In the City of Manila, the schedule of fair market values has not increased since 1986. For the City of San Fernando Pampanga, the schedule of fair market values has not changed since 2009, although between 1996 and 2009 there was a 30 to 35% appreciation rate on residential and agricultural land.Source: Interview and documents from the Assessor’s Offices in both cities.

FQ19: How available is seed money or angel investors for the start up of small businesses?

There have been significant efforts on the part of the Central Bank as well as the Bureau of Micro, Small and Medium Enterprises to make loans available for business start-ups. The Magna Carta for Small Enterprises requires that banks make available a certain portion of their loans for use by MSMEs. Moreover, other initiatives are being undertaken to make start-up lending friendlier to small businesses. They include: Real Estate/Chattel Mortgage (REM/CHM), Hold-out on Deposits, Assignment of Receivable and/or Inventory, JSS of Principal Stockholders/Officers, Guarantee cover from Small Business Corporation (SB Corporation), if required. Developments banks are also increasingly considering business plans of small and medium enterprises, assignment of project income, purchase orders, export receivables, etc. as acceptable collateral. However, the challenge is to get more banks to actually implement the above initiatives and to develop the attitude of serving small businesses.Outside of banks, severely resource-constrained small vendors operating in public markets rely heavily on informal lenders or financiers known as “5-6.” However, they charge exorbitant interest rates and lack government supervision to protect borrowers. 5-6 moneylenders charge a nominal interest rate of 20 percent over an agreed period of time. A person who borrows 5 pesos from a 5-6 moneylender over a period of one week repays 6 pesos. 5-6 moneylenders do not require collateral or documents from their borrowers. Instead, the borrower’s credibility is determined by his or her business and loan repayment history.Since informal lenders collect on a daily basis, they tend to seek out businesses that generate cash on a daily basis. These include vendors, proprietors of small businesses, and small service providers (e.g., groceries, eateries, tailoring shops, and hair salons).
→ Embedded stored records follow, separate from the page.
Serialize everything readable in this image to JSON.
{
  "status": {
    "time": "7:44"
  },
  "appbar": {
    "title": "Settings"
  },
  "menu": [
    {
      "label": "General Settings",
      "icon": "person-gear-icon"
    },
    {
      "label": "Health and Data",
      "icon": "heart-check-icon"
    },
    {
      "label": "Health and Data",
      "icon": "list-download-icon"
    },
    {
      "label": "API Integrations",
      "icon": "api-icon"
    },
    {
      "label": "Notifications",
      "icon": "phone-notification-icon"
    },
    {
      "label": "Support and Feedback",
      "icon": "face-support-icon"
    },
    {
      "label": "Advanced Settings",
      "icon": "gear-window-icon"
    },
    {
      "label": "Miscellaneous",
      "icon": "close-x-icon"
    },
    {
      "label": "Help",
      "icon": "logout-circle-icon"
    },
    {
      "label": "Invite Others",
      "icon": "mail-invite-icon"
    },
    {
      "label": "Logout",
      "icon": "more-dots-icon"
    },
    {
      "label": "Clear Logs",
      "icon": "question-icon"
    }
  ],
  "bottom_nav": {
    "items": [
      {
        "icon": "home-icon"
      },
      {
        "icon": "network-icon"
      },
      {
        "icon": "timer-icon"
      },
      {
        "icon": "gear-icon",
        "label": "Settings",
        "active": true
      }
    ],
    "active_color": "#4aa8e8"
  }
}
FQ20: Do small businesses have access to credit information about potential customers?

Generally, no. Comprehensive credit information is only available through private credit bureaus as no public credit information bureau exists at present (although the establishment of one is underway). The Bankers Association of the Philippines (BAP) Credit Bureau and the Credit Management Association of the Philippines are private initiatives that maintain records of creditworthiness. This information is not easily accessible to the public. Credit information is not heavily relied upon for purposes of obtaining financing because current lending practices favor collateral as a measure for hedging financing risks.

FQ21: Can businesses gain access to information about them contained in credit bureaus and correct inaccuracies?

To address the lack of a credit bureau, the Credit Information System Act (Republic Act No. 9510) was passed on October 31, 2008. Section 5 of the law provides for the creation of a Central Credit Information Corporation “whose primary purpose shall be to receive and consolidate basic credit data, to act as a central registry or central repository of credit information, and to provide access to reliable, standardized information on credit history and financial condition of borrowers.” As such, reliable and correct data is required by the law. However, the implementing rules and regulations are still in progress.

Source: Unless noted, “Access to Credit, a Background Paper” by Atty. Tanya Lat and Atty. Francisca Claver and information confirmed in focus groups and interviews conducted by the Institute for Solidarity in Asia in June and July 2011 in Manila and San Fernando, Pampanga.